How to deep fry fish pieces to be crispy?

Fry with low heat, not high heat, and fry for a longer time so that the fried fish pieces are crispy.

The ingredients you need to prepare in advance include: 1 grass carp, 500 ml of peanut oil, 1 teaspoon of salt, 1 head of garlic, 1 small piece of ginger, 1 teaspoon of cooking wine, 3 teaspoons of light soy sauce, 1 teaspoon of fish sauce, 1/2 teaspoon of five-spice powder, 1 egg, and the right amount of flour.

1: Clean the fish, remove the head and tail, chop the fish into large pieces, and prepare the ginger and garlic.

2. Grind the garlic into paste with a cooking cup and shred the ginger.

3, add the shredded ginger and minced garlic to the fish pieces.

4: Add salt, cooking wine, fish sauce and soy sauce.

5: Scratch the fish pieces well, cover with plastic wrap and marinate in the refrigerator overnight, turning halfway through.
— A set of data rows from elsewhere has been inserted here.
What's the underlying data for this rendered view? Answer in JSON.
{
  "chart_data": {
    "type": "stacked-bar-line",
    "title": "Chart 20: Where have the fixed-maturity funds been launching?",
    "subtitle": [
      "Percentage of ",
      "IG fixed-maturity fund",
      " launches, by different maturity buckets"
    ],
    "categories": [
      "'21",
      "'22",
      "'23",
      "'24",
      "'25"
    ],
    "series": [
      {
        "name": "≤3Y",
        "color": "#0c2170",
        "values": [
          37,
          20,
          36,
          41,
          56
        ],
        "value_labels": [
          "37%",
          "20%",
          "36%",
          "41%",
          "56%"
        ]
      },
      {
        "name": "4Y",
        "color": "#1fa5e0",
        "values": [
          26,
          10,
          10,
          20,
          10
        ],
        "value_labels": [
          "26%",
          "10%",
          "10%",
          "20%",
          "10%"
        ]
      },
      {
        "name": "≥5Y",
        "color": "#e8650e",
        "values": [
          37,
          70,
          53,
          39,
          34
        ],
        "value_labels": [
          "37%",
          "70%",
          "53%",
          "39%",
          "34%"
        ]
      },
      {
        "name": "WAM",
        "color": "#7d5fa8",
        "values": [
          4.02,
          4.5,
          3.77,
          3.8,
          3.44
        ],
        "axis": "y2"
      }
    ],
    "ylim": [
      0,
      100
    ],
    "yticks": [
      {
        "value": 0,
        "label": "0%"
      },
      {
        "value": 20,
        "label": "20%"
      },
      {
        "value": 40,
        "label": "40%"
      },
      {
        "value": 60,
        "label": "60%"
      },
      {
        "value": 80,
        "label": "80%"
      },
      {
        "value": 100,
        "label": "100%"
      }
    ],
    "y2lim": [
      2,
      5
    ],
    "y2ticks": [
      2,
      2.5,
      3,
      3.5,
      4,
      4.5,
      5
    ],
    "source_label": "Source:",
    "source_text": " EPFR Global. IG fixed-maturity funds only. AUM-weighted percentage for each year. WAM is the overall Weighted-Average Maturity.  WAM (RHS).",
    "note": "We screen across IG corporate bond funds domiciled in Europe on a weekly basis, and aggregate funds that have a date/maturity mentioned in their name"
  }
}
6, fish marinade ready to appropriate amount of flour, add a little salt.

7, the flour and then add the right amount of five-spice powder and stir well.

8, the egg beaten, take the fish pieces first on the surface coated with egg wash.

9, then stick a layer of flour.

10, the oil to eighty percent of the heat under the fish pieces of low-fire deep-fried until the surface of the golden brown.

11, served out, finished.

Note:

Don't rush to turn the next fish block frying, to the surface of the block before turning, so that the fish will not be scattered.